Elon Musk's X social media platform has lashed out at Ireland's justice minister, Helen McEntee, with the platform accusing her of making "inaccurate" statements regarding recent online censorship requests within the country's parliament. (Photo by Thierry Monasse/Getty Images)


Musk’s X says Irish minister McEntee’s ‘no-censorship’ claims are ‘inaccurate’


US tech billionaire Elon Musk’s X social media platform has accused Ireland’s justice minister Helen McEntee of making “inaccurate” statements in the Irish Parliament regarding recent online censorship requests.

Irish officials have attempted to shift blame for recent anti-migration rioting in the capital Dublin to social media firms. Many have claimed the violence in the wake of a reported migrant’s stabbing of three children on November 23 was fuelled by posts online.

Speaking in the Dáil Éireann, or lower house of Parliament, McEntee alleged that while Meta, the owner of Instagram and Facebook, as well as TikTok, were responding to the Irish State’s requests to censor certain content, Musk’s X was not.

X roundly rejected the accusations, with the platform’s Global Government Affairs account stating it had actively engaged with Ireland’s police force during the rioting.

“We have proactively taken action on more than 1,230 pieces of content under our rules relating to the riots,” the platform claimed, describing McEntee’s statements as “inaccurate”.

It also alleged that Irish police requests for content to be taken down from the site were not sent to the social media giant until November 27.

“The only appeal we have received from the Gardai [Irish police] relating to the enforcement of our rules is for a single post,” X added.

“We hope the minister will clarify her remarks.”

The social media giant’s harsh rebuttal of McEntee represents the latest skirmish in a growing conflict between Musk and X, and the Irish Government.

The feud appeared to begin shortly after Musk’s takeover of what was then known as Twitter. It came about as Ireland’s largely ceremonial President Michael Higgins had been repeatedly berating the billionaire for not wanting to censor the internet.

Musk bit back amid attempts by the Irish Government to pass a controversial hate-speech bill, with the proposal likely to make the possession of memes deemed “hate speech” illegal, among other things.

While Musk has mainly targeted Irish Prime Minister Leo Varadkar in his criticism, it has largely been McEntee who has felt the pressure of international scrutiny.

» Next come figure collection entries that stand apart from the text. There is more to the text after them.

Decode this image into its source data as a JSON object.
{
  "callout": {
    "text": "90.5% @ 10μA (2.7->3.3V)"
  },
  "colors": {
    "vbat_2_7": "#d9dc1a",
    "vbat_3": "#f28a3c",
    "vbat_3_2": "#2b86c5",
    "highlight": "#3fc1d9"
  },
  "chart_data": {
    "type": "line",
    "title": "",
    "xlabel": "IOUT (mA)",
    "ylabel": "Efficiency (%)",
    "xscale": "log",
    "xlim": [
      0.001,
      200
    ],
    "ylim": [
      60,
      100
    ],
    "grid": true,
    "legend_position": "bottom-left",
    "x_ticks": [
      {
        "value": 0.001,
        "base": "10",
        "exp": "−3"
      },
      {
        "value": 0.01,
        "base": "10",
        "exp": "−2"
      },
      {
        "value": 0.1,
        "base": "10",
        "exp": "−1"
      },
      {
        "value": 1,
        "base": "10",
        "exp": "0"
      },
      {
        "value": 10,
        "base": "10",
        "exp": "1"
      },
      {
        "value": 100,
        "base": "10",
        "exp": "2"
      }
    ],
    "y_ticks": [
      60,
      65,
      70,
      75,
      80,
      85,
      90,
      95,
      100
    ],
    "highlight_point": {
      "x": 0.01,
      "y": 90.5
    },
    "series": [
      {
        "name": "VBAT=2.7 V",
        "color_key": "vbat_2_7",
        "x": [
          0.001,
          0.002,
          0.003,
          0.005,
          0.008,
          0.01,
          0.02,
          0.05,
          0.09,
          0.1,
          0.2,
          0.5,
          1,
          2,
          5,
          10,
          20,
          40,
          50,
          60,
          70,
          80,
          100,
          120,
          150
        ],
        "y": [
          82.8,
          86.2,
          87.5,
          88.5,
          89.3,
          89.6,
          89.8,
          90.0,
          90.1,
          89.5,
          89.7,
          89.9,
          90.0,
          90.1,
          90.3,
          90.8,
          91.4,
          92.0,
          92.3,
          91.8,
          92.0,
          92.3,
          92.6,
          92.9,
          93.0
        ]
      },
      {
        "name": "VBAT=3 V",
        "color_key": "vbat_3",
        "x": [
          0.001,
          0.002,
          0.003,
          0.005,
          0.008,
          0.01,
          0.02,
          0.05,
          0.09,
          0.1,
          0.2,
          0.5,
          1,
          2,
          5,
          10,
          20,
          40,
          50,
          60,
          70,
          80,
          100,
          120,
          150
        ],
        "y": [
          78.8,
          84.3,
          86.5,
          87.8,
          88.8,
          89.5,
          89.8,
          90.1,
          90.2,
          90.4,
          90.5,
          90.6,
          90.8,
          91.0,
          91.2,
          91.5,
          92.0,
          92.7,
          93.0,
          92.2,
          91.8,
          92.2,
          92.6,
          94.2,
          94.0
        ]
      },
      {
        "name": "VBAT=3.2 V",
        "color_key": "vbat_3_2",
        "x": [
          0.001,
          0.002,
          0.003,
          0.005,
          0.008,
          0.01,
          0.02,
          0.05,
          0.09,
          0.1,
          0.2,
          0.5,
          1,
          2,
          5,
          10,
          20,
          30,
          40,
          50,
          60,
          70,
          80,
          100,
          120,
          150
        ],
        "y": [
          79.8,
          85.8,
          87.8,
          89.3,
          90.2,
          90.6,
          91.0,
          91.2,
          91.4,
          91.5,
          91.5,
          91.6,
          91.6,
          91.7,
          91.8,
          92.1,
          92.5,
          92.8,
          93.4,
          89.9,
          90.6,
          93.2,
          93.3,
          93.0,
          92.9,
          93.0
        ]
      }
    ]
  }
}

Many Irish Government senators appear to be in open revolt against her over her push to implement the hate-speech legislation.

The riots in Dublin last month have further jeopardised her position. Two major opposition parties in the country, Sinn Féin and the Social Democrats, are demanding that she now resign her position.

McEntee is to face a motion of no confidence in Parliament on December 5, although she is expected to comfortably survive the vote with the backing of the whips of the ruling coalition.